Excel random number generator -
0.510032011109162734
Might be hard to remember, but I can recite it perfectly, and probably will be able to for a couple of days now. Because of this:
1=T (one stroke)
2=N (two strokes)
3=M (three strokes)
4=R (last letter)
5=L (50 in roman)
6=SH
7=K
8=F (can look like a flowery lower case f)
9=P (backwards)
0=Z (first letter)
Learn that phonetically, and then I read the number as
"Ocelots seem nice today despite shin-camera."
^ Which you can remember almost instantly. If you know the right tricks, the person with a self-proclaimed worst memory ever could learn the phone book.
Given there must be at least 50'000 numbers in your average phone book (and that's pessimistic), you'd have to remember that many strange sentences, which would be harder than reciting a massive novel (and you'd have to put a name to each sentence). I think there comes a point where some sort of natural capacity for memory comes into play.Kieran Child wrote:If you know the right tricks, the person with a self-proclaimed worst memory ever could learn the phone book.
That does sound like fun.Kirk Bevins wrote:I had memorised pi up to 257 decimal places at A-level and it was fun to recite it.
Oh Jon! Now I don't believe anything you say!Jon Corby wrote:That does sound like fun.Kirk Bevins wrote:I had memorised pi up to 257 decimal places at A-level and it was fun to recite it.

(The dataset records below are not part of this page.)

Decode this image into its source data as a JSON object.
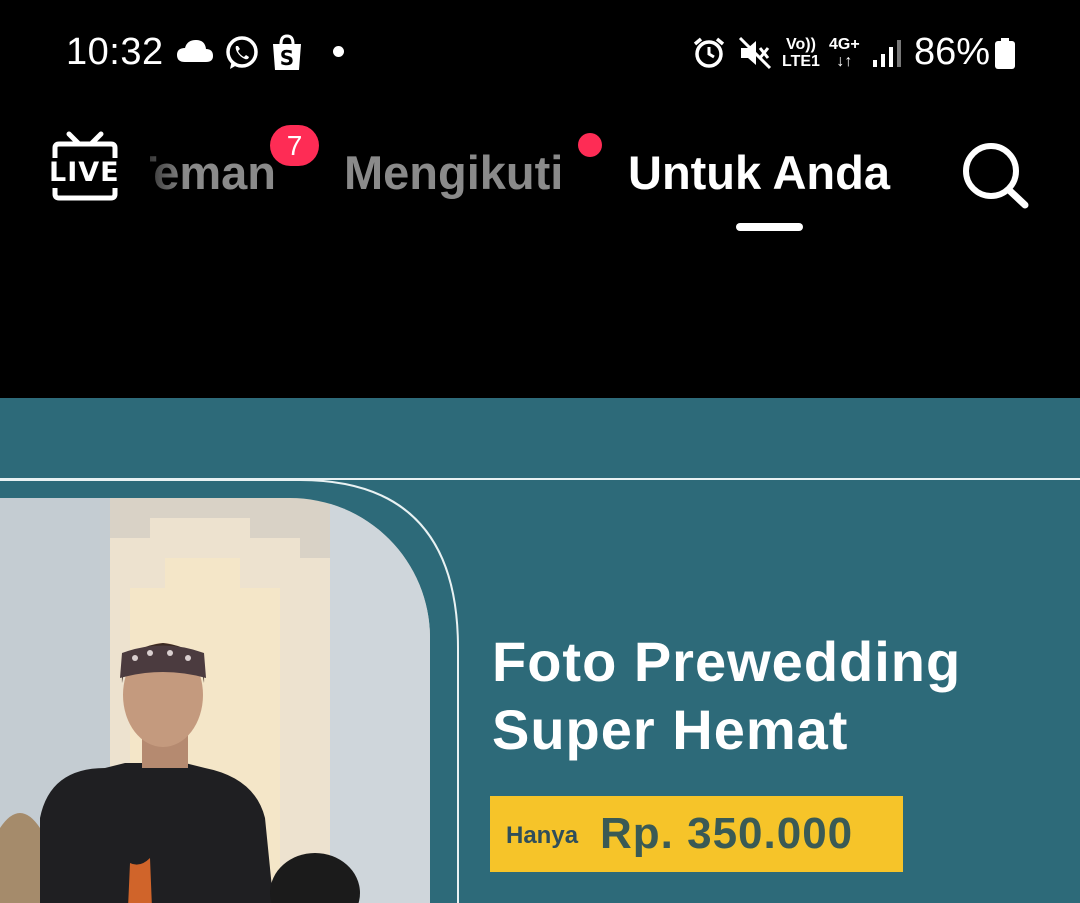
{
  "status_bar": {
    "time": "10:32",
    "icons": [
      "cloud-icon",
      "whatsapp-icon",
      "shopee-icon",
      "dot-icon",
      "alarm-icon",
      "mute-icon",
      "signal-icon",
      "battery-icon"
    ],
    "volte_line1": "Vo))",
    "volte_line2": "LTE1",
    "network_line1": "4G+",
    "network_line2": "↓↑",
    "battery": "86%"
  },
  "nav": {
    "live_label": "LIVE",
    "tab_friends": "Teman",
    "friends_badge": "7",
    "tab_following": "Mengikuti",
    "tab_for_you": "Untuk Anda",
    "active_tab": "Untuk Anda"
  },
  "ad": {
    "title_line1": "Foto Prewedding",
    "title_line2": "Super Hemat",
    "price_label": "Hanya",
    "price_value": "Rp. 350.000"
  },
  "colors": {
    "background": "#000000",
    "accent_red": "#fe2c55",
    "ad_teal": "#2d6a79",
    "price_yellow": "#f6c429",
    "inactive_tab": "#8a8a8a"
  }
}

For 50,000 numbers, that would be 25,000 sentences.Ben Hunter wrote:Given there must be at least 50'000 numbers in your average phone book (and that's pessimistic), you'd have to remember that many strange sentences, which would be harder than reciting a massive novel (and you'd have to put a name to each sentence). I think there comes a point where some sort of natural capacity for memory comes into play.Kieran Child wrote:If you know the right tricks, the person with a self-proclaimed worst memory ever could learn the phone book.

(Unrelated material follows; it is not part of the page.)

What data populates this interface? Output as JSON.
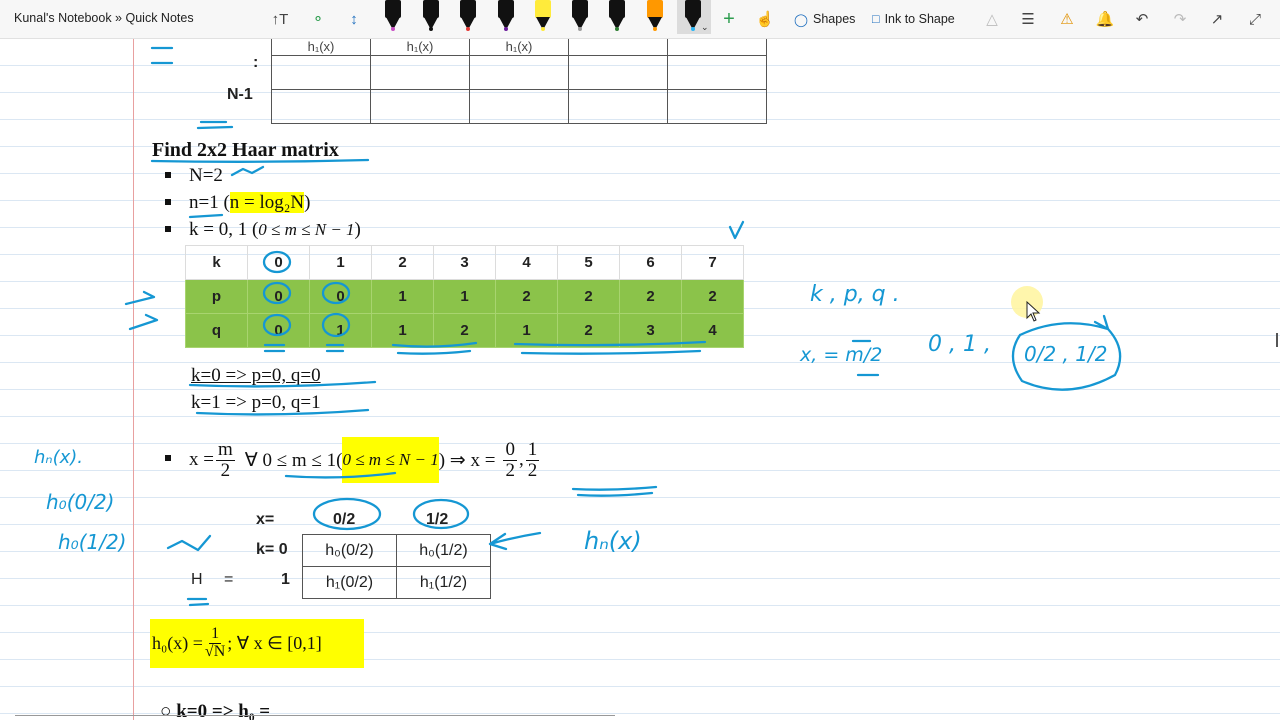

But surely you only remember the lyrics to songs because they're generally quite simple, follow logically and are combined with a memorable melody? You'd have to write 1,000 songs with good melodies and then attempt to shoehorn in all these meaningless sentences, few of which would make any sort of sense alone, never mind in combination. If you used existing melodies, it would probably be even harder as you wouldn't be able to get anything to scan properly. Can't see it, myself.Kieran Child wrote:For 50,000 numbers, that would be 25,000 sentences.
If you group them into songs, that is fewer than 1,000 songs.
I don't know how many songs you know the lyrics to, but I reckon you could get there.
Cool pi thing. I only know 50 places, which was best for my school, so I stopped. I don't know whether or not Derren uses the techniques I do. It would definitely be easier to perform it other ways, but it is possible. It sounds like the trick you're describing is something known as a 'book test' by mentalists. There are a couple of book tests on youtube but it looks like they all use the crappest method going, so I won't link to any of them. You are right in being suspicious. I have never seen a method for book tests that involves memory to the extreme degree that it appears to show.Kirk Bevins wrote:I had memorised pi up to 257 decimal places at A-level and it was fun to recite it. I decided to stop there though as my subject studying was suffering. I believe people, with the right techniques, can remember things but Derren doesn't do this. He claimed to memorise the whole encyclopedia/dictionary or something in an episode involving a library and some dude chose a page and a line and Derren recited the words to him. He claimed it was memory from that morning but, again, it seems like he's using trickery to dupe some of us into thinking he is a memory master. I wonder why he doesn't hold many records for memorising in the Guinness Book of World Records.